Higher-Order Field Theories: $$\phi ^6$$ , $$\phi ^8$$ and Beyond

Abstract

The $\phi^4$ model has been the "workhorse" of the classical Ginzburg--Landau phenomenological theory of phase transitions and, furthermore, the foundation for a large amount of the now-classical developments in nonlinear science. However, the $\phi^4$ model, in its usual variant (symmetric double-well potential), can only possess two equilibria. Many complex physical systems possess more than two equilibria and, furthermore, the number of equilibria can change as a system parameter (e.g., the temperature in condensed matter physics) is varied. Thus, "higher-order field theories" come into play. This chapter discusses recent developments of higher-order field theories, specifically the $\phi^6$, $\phi^8$ models and beyond. We first establish their context in the Ginzburg--Landau theory of successive phase transitions, including a detailed discussion of the symmetric triple well $\phi^6$ potential and its properties.

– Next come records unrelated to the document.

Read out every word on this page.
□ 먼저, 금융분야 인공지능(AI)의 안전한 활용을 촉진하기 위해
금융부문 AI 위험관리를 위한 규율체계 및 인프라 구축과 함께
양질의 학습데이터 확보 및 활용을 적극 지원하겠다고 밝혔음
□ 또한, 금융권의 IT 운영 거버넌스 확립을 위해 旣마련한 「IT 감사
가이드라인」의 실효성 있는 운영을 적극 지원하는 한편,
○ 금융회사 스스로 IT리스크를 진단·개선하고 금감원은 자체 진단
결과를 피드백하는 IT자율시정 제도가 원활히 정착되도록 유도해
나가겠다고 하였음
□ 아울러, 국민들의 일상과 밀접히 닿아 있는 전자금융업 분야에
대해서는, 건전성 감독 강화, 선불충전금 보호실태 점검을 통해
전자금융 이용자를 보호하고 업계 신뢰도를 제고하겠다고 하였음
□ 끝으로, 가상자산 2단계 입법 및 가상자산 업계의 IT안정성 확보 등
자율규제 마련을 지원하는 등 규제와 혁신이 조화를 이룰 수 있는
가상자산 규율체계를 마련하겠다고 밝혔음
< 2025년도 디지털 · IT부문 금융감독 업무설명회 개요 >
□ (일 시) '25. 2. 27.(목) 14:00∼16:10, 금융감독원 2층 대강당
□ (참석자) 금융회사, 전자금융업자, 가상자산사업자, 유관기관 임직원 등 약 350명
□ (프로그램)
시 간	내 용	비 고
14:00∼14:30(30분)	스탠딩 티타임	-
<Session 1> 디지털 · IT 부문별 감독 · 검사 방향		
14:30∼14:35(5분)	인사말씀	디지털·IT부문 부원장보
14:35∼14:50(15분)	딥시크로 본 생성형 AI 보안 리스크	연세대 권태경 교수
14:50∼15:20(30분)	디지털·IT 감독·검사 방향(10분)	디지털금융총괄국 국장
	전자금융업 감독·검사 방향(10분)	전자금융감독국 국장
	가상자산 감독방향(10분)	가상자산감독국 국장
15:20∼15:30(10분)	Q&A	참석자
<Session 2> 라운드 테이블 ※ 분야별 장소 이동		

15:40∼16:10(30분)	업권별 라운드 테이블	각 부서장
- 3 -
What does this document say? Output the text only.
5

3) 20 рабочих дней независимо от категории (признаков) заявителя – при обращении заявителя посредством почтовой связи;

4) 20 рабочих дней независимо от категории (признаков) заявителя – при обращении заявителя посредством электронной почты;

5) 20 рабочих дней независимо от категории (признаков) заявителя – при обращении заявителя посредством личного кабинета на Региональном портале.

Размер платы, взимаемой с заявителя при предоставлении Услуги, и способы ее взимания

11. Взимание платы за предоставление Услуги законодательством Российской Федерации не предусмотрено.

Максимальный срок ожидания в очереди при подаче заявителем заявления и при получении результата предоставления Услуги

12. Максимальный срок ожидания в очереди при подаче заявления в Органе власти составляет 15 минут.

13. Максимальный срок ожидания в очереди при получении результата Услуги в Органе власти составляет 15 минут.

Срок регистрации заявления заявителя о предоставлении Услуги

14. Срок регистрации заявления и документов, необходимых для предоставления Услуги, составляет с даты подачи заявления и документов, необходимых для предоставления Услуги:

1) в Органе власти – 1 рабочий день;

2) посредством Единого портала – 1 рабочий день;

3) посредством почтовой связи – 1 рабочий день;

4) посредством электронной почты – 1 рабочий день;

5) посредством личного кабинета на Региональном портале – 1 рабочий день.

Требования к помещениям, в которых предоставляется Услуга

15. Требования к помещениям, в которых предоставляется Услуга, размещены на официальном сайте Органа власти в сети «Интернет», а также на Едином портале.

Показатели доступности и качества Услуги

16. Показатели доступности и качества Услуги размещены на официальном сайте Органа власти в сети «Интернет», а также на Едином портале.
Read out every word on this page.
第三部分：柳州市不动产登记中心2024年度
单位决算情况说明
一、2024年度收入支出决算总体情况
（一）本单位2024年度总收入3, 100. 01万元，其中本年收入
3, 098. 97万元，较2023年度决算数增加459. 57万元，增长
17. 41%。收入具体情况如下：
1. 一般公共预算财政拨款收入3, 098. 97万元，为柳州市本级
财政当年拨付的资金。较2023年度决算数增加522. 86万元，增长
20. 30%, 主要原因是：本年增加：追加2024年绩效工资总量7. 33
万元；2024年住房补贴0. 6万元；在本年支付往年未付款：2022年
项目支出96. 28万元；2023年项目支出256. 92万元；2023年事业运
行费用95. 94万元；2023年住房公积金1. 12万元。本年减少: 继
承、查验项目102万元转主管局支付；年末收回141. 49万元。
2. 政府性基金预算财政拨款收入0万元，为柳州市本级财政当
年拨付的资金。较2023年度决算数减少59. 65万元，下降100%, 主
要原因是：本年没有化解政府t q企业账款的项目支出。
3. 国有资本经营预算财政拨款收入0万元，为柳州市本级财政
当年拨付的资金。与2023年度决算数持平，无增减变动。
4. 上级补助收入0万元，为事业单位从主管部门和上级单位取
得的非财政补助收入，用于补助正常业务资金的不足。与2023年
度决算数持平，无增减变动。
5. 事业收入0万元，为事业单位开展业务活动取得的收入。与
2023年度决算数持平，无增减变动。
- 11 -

We also note connections between field theories in high-energy physics (e.g., "bag models" of quarks within hadrons) and parametric (deformed) $\phi^6$ models. We briefly mention a few salient points about even-higher-order field theories of the $\phi^8$, $\phi^{10}$, etc.\ varieties, including the existence of kinks with power-law tail asymptotics that give rise to long-range interactions. Finally, we conclude with a set of open problems in the context of higher-order scalar fields theories.